A vocação a ser pessoa, com toda a dignidade e respeito à diversidade existente, superando preconceitos e divisões, é fundamental, como consequência do mandamento recebido de amar a todos, como Jesus nos ama. Aberto se torna o horizonte quando pensamos em cada homem e cada mulher, na graça da vocação batismal, que conduz a pessoa a ser fermento, sal e luz no meio do mundo, e a maioria dos cristãos é convocada a isso, na vocação laical. Quanto ao modo de viver na Igreja, trata-se da vocação específica, como chamamos tantas vezes, propostas de Deus, segundo seu amor criativo. O resultado será o jardim da Igreja, com a beleza da vocação matrimonial, o chamado ao sacerdócio, ao Diaconado Permanente, à Vida Religiosa masculina e feminina, à consagração nas Comunidades de Vida e Aliança, à Consagração Virginal no meio do mundo, outras formas de serviço a Deus, como o Ministério da Catequese e a imensa variedade de dons e carismas existentes na Igreja, para o crescimento do Reino de Deus.
A Providência de Deus ofereceu-me ocasião privilegiada para refletir, avaliar e abrir novas perspectivas, ao celebrar no dia seis de julho os trinta anos de ordenação episcopal, pelo chamado que ele me fez através de São João Paulo II. Pude rever a história de minha vocação à vida cristã e ao sacerdócio, depois desdobrada no episcopado.

Tenho a alegria de vir de uma família católica, de bons princípios. Aos quatro anos, a ousadia infantil me conduziu a solicitar que meus pais me levassem ao Pároco. O pedido era singelo (!!!), pois queria ser padre e fazer a primeira comunhão, como se o ser padre viesse na frente! Depois de três domingos e muita insistência, escapando da vigilância dos pais após as Missas, o sacerdote me encaminhou a uma catequista de minha terra, Nova Lima – MG. Se eu conseguisse aprender o catecismo, e era um estilo diferente dos atuais modelos de catequese, poderia fazer a primeira comunhão. Para surpresa sua, aprendi antes das outras crianças, mesmo antes de ser alfabetizado.

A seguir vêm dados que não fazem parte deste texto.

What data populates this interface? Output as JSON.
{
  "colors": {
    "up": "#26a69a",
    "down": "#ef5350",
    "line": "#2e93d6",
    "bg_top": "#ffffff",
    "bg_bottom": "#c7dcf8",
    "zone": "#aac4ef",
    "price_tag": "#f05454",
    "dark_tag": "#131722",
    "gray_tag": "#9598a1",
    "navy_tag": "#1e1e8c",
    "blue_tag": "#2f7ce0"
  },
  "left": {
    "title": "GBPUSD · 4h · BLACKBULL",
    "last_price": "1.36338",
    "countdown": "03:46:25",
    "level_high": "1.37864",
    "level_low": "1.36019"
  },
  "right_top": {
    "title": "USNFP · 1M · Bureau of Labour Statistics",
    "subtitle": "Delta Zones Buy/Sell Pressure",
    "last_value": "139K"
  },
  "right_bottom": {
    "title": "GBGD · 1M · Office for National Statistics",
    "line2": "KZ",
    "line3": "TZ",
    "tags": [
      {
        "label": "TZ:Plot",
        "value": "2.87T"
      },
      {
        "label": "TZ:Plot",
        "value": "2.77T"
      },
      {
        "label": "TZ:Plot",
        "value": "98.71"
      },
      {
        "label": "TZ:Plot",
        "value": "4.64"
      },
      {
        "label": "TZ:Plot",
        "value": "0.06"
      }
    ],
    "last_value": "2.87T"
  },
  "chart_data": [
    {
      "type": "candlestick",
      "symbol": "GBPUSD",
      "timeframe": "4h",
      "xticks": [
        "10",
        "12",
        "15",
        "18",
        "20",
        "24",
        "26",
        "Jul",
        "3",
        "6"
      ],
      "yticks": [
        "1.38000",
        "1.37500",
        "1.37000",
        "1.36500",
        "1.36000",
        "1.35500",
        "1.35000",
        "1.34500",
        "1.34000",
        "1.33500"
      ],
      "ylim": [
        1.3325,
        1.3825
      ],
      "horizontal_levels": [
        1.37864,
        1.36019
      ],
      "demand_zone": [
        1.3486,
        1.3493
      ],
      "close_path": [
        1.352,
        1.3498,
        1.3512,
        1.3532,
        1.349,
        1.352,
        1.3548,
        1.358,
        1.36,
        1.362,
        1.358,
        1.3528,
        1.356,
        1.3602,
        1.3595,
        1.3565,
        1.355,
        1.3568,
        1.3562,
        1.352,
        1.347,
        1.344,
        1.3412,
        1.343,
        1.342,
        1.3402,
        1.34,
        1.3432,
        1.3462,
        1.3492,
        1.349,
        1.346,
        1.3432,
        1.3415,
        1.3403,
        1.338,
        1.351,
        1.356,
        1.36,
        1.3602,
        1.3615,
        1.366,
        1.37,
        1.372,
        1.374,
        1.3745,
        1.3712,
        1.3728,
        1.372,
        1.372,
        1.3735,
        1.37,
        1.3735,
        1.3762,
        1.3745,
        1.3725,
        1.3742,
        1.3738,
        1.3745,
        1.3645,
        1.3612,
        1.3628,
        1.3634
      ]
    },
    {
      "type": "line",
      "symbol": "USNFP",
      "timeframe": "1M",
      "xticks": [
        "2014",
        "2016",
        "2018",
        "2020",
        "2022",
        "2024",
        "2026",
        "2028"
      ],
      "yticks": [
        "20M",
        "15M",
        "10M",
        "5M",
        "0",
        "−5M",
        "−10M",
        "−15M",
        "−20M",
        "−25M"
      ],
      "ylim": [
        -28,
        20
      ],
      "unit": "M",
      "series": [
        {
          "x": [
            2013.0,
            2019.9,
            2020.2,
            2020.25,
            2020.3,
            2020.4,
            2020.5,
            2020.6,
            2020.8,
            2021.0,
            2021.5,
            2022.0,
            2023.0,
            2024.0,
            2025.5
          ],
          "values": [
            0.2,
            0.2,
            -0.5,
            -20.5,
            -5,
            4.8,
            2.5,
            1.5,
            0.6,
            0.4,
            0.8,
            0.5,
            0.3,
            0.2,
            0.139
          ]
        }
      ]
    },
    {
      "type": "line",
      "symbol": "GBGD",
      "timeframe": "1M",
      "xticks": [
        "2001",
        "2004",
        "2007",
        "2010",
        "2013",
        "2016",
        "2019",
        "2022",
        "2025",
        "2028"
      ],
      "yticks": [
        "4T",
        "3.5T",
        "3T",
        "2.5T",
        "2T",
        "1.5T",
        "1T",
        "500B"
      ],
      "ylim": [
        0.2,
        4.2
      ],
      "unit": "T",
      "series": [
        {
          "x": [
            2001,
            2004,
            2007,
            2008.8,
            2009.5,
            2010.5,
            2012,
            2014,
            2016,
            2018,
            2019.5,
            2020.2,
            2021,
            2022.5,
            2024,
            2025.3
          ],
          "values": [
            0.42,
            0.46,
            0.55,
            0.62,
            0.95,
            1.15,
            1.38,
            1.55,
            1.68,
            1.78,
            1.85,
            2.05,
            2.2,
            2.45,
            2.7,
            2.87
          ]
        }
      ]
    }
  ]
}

Resultado foi a primeira Comunhão no dia em que completei cinco anos. Quando cresci, este mesmo sacerdote declarou-me ter visto em meu pedido um sinal de Deus! Se me perguntam, devo dizer que, por graça de Deus, todas as Comunhões feitas de lá para cá foram conscientes. E o Altar se transformou no coração e fonte de tudo o que aconteceu até hoje em minha vida. O desejo de ser padre foi muito alimentado por outro sacerdote que, apenas ordenado, veio a ser vigário paroquial na mesma Paróquia, tornando-se depois meu padrinho de Crisma e mais tarde meu Reitor no Seminário Menor de Belo Horizonte, onde fui acolhido com dez anos de idade. E entrei para o Seminário para não mais sair!

Muito novo para a primeira Comunhão, para entrar no Seminário, para depois, com apenas vinte e três anos, ser ordenado sacerdote, vindo a suceder, em minha própria terra, o padre que tinha valorizado minha vocação. Ao final de mil novecentos e setenta e sete, depois de um Curso de Espiritualidade feito em Roma, fui nomeado Reitor do Seminário Maior de Belo Horizonte. No início, dos quinze seminaristas ali encontrados, oito eram mais velhos do que eu. Onze anos trabalhando na formação dos padres, tendo apresentado à Igreja de Belo Horizonte cinquenta e cinco novos sacerdotes, fazendo o Senhor com que eu me apaixonasse com o cultivo das vocações. Ao mesmo tempo, foram-me confiados outros serviços na Arquidiocese, e Deus, apenas ele, sabia o quanto me seria necessário tal aprendizado. Para confirmar a generosidade do Senhor, aos quarenta e um anos fui ordenado Bispo, para ser Auxiliar do grande Cardeal de Brasília, Dom José Freire Falcão. E Deus foi me plantando onde queria! Cinco anos passados em Brasília, quatorze anos na grande e saudosa Arquidiocese de Palmas, para chegar aos trinta anos de ordenação aqui em nossa querida Arquidiocese de Belém. Passam de duzentos os sacerdotes que tive a alegria de ordenar nestes trinta anos. Só tenho motivos para agradecer a Deus!
E junto com todos os que experimentam a graça do chamado, quero colher algumas flores do jardim do Evangelho, no chamado dos apóstolos, lido na liturgia do décimo quarto domingo do Tempo Comum (Mc 6,7-13). Outro texto do Evangelho nos apresenta pelos nomes aqueles que foram chamados, e a lista não se encerrou, pois, de uma forma ou de outra, todos nós ouvimos um chamado e fomos por ele enviados em missão, a partir da consciência de sermos discípulos! A partir dos doze apóstolos, todos somos chamados a ficar na companhia de Jesus!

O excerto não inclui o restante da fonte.